Nous nous opposons à l’incinération
Au Canada comme ailleurs, les fournisseurs d’incinérateurs se livrent auprès des municipalités canadiennes à une promotion agressive de leur technologie d’incinération de type « énergie de déchets », qui serait selon eux un moyen de gérer les déchets solides municipaux. La région de Durham (sud de l’Ontario), Vancouver et sa banlieue, Ottawa, Port Hope (Ontario) et Red Deer (Alberta) se penchent en ce moment sur des projets d’incinération de masse ou de gazéification.

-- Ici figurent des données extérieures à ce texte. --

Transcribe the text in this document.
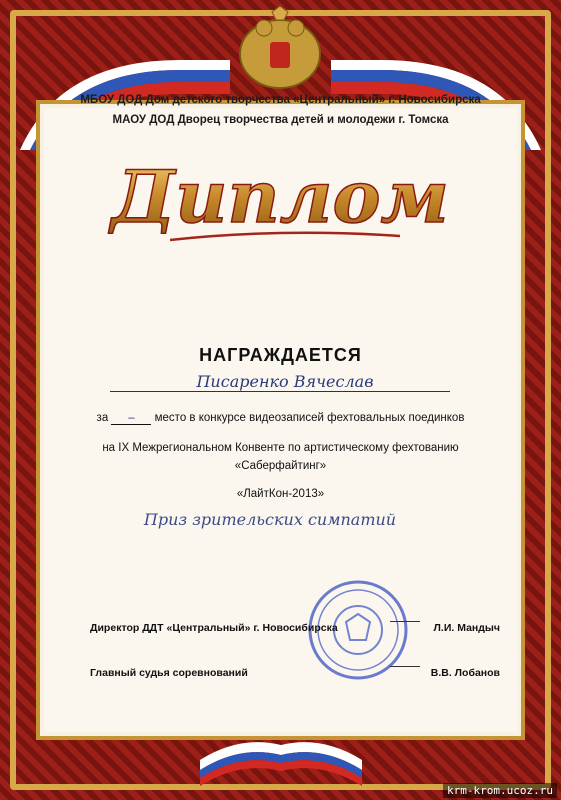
МБОУ ДОД Дом детского творчества «Центральный» г. Новосибирска
МАОУ ДОД Дворец творчества детей и молодежи г. Томска
Диплом
НАГРАЖДАЕТСЯ
Писаренко Вячеслав
за – место в конкурсе видеозаписей фехтовальных поединков
на IX Межрегиональном Конвенте по артистическому фехтованию
«Саберфайтинг»
«ЛайтКон-2013»
Приз зрительских симпатий
Директор ДДТ «Центральный» г. Новосибирска	Л.И. Мандыч
Главный судья соревнований	В.В. Лобанов
krm-krom.ucoz.ru
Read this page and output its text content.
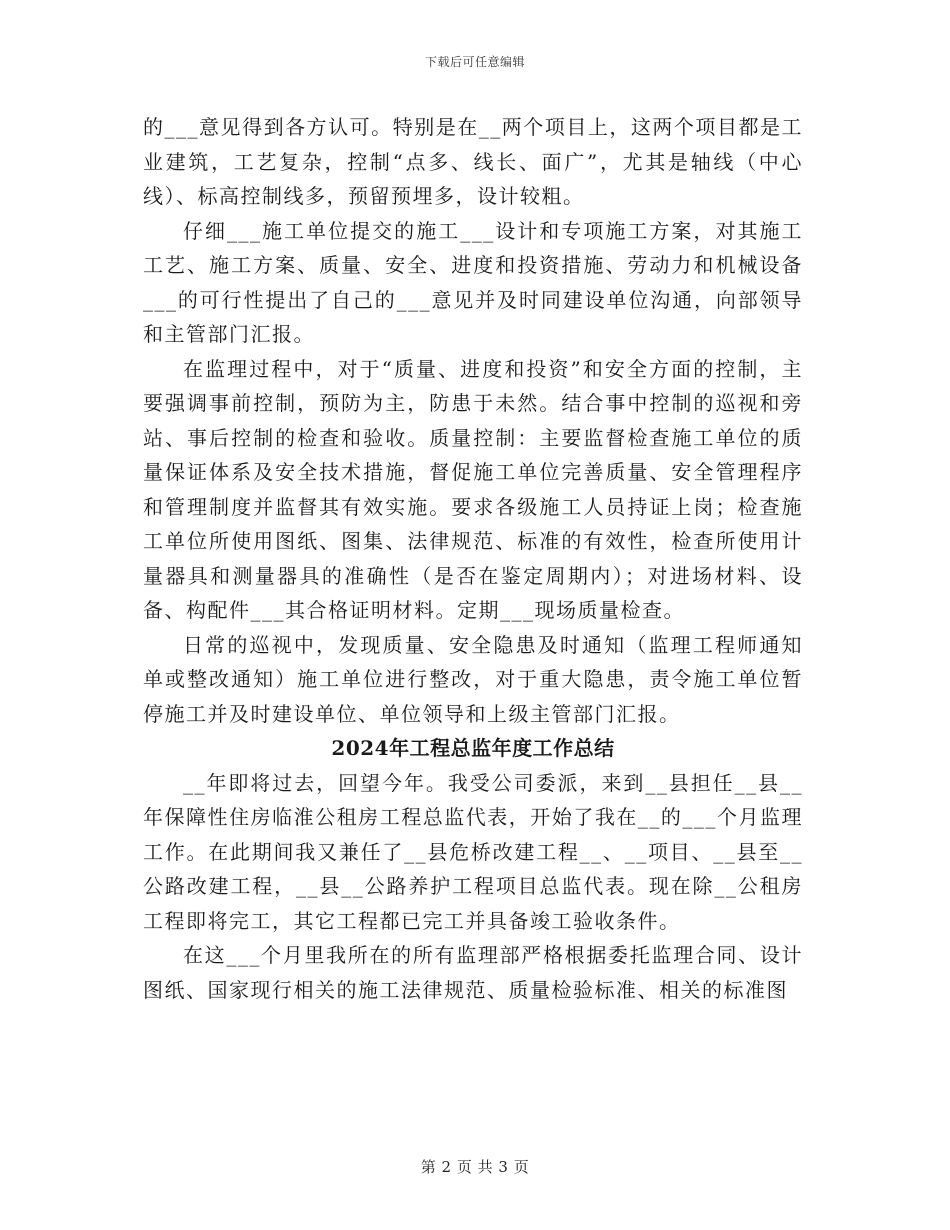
下载后可任意编辑

的___意见得到各方认可。特别是在__两个项目上，这两个项目都是工业建筑，工艺复杂，控制“点多、线长、面广”，尤其是轴线（中心线）、标高控制线多，预留预埋多，设计较粗。

仔细___施工单位提交的施工___设计和专项施工方案，对其施工工艺、施工方案、质量、安全、进度和投资措施、劳动力和机械设备___的可行性提出了自己的___意见并及时同建设单位沟通，向部领导和主管部门汇报。

在监理过程中，对于“质量、进度和投资”和安全方面的控制，主要强调事前控制，预防为主，防患于未然。结合事中控制的巡视和旁站、事后控制的检查和验收。质量控制：主要监督检查施工单位的质量保证体系及安全技术措施，督促施工单位完善质量、安全管理程序和管理制度并监督其有效实施。要求各级施工人员持证上岗；检查施工单位所使用图纸、图集、法律规范、标准的有效性，检查所使用计量器具和测量器具的准确性（是否在鉴定周期内）；对进场材料、设备、构配件___其合格证明材料。定期___现场质量检查。

日常的巡视中，发现质量、安全隐患及时通知（监理工程师通知单或整改通知）施工单位进行整改，对于重大隐患，责令施工单位暂停施工并及时建设单位、单位领导和上级主管部门汇报。

2024年工程总监年度工作总结

__年即将过去，回望今年。我受公司委派，来到__县担任__县__年保障性住房临淮公租房工程总监代表，开始了我在__的___个月监理工作。在此期间我又兼任了__县危桥改建工程__、__项目、__县至__公路改建工程，__县__公路养护工程项目总监代表。现在除__公租房工程即将完工，其它工程都已完工并具备竣工验收条件。

在这___个月里我所在的所有监理部严格根据委托监理合同、设计图纸、国家现行相关的施工法律规范、质量检验标准、相关的标准图

第 2 页 共 3 页
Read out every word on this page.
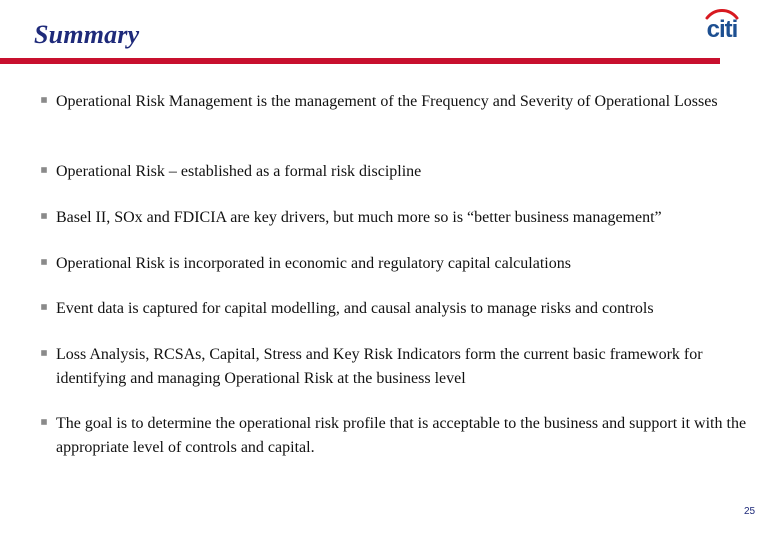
Summary	citi
Operational Risk Management is the management of the Frequency and Severity of Operational Losses
Operational Risk – established as a formal risk discipline
Basel II, SOx and FDICIA are key drivers, but much more so is “better business management”
Operational Risk is incorporated in economic and regulatory capital calculations
Event data is captured for capital modelling, and causal analysis to manage risks and controls
Loss Analysis, RCSAs, Capital, Stress and Key Risk Indicators form the current basic framework for identifying and managing Operational Risk at the business level
The goal is to determine the operational risk profile that is acceptable to the business and support it with the appropriate level of controls and capital.
25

Une stratégie de prévention du cancer sérieuse se doit de réduire autant qu’elle le peut l’exposition aux substances carcinogènes. La dioxine figure dans le Groupe 1 des cancérogènes1 du Centre international de Recherche sur le Cancer. D’autre part, Santé Canada a annoncé que l’incinération à grande échelle des déchets municipaux et médicaux constituait la source la plus importante de dioxines et de furanes au Canada.2
Même les incinérateurs les plus à la pointe de la technologie, qui font appel aux techniques de pyrolyse et de gazéification, rejettent de fines particules de dioxines et autres polluants dangereux dans l’air, ou encore sous forme de cendres rejetées par l’incinérateur ou d’effluents provenant de laveurs humides. Les liens entre incinération et cancer sont de plus en plus évidents. Des études réalisées au Royaume-Uni ont révélé que les risques de cancers, leucémies et tumeurs solides de tous types étaient plus élevés chez les enfants résidant à proximité d’un incinérateur. D’autre part, des études menées en France, au Japon, en Italie, au Royaume-Uni et en Suède ont relevé, dans la population vivant près d’un incinérateur : des sarcomes des tissus mous et des lymphomes non hodgkiniens; un risque de cancer double; globalement, un taux plus élevé de cancer du larynx et des poumons, avec un taux de mortalité plus élevé pour ce dernier type, et, globalement, un risque plus important de cancer, entre autres cancer de l’estomac, cancer colono-rectal et cancer du foie. En Italie, aux É.-U et en Suède, les personnes travaillant dans les incinérateurs présentent un risque de mortalité attribué au cancer gastrique notablement plus élevé, ainsi qu’une prévalence d’hypertension et un taux de mortalité excessif attribuable au cancer du poumon et aux maladies cardiaques.3,4
Outre ces problèmes de santé, les incinérateurs n’incitent ni à la conservation ni à la réduction des déchets, puisqu’ils demandent des volumes précis de déchets accumulés sur une longue période. Il serait possible d’économiser beaucoup d’énergie, avec la baisse de la pollution et des risques pour la santé qui l’accompagne, en réutilisant le matériel, en recyclant et en compostant.5
Brûler des déchets n’est pas synonyme de production d’énergie renouvelable. Les incinérateurs de type « énergie de déchets » ne doivent pas être autorisés à se comparer de façon indue aux sources d’énergie réellement renouvelable. Comparée aux technologies productrices d’énergie utilisées en Ontario, en effet, l’incinération produit les plus grandes quantités de gaz à effet de serre par kilowattheure d’électricité.5
Il est impératif que les municipalités ne soient pas autorisées à utiliser le remboursement de la taxe fédérale sur l’essence ou autres types de subvention publique pour financer les incinérateurs nouveaux ou existants.6
EN VOIE DE QUOI, nous, les soussignés, demandons instamment aux gouvernements fédéral, provinciaux, territoriaux, régionaux et municipaux d’éliminer graduellement tous les incinérateurs existants et d’interdire qu’on en prévoie de nouveaux. Nous demandons au Canada d’adopter pour le XXIe siècle une politique de gestion des ressources en faveur de la santé et de la durabilité. Cette politique mettra en avant la réduction des déchets et la réutilisation des matériaux dont on n’a plus besoin grâce à de vastes programmes de recyclage, de compostage et de reprise des produits.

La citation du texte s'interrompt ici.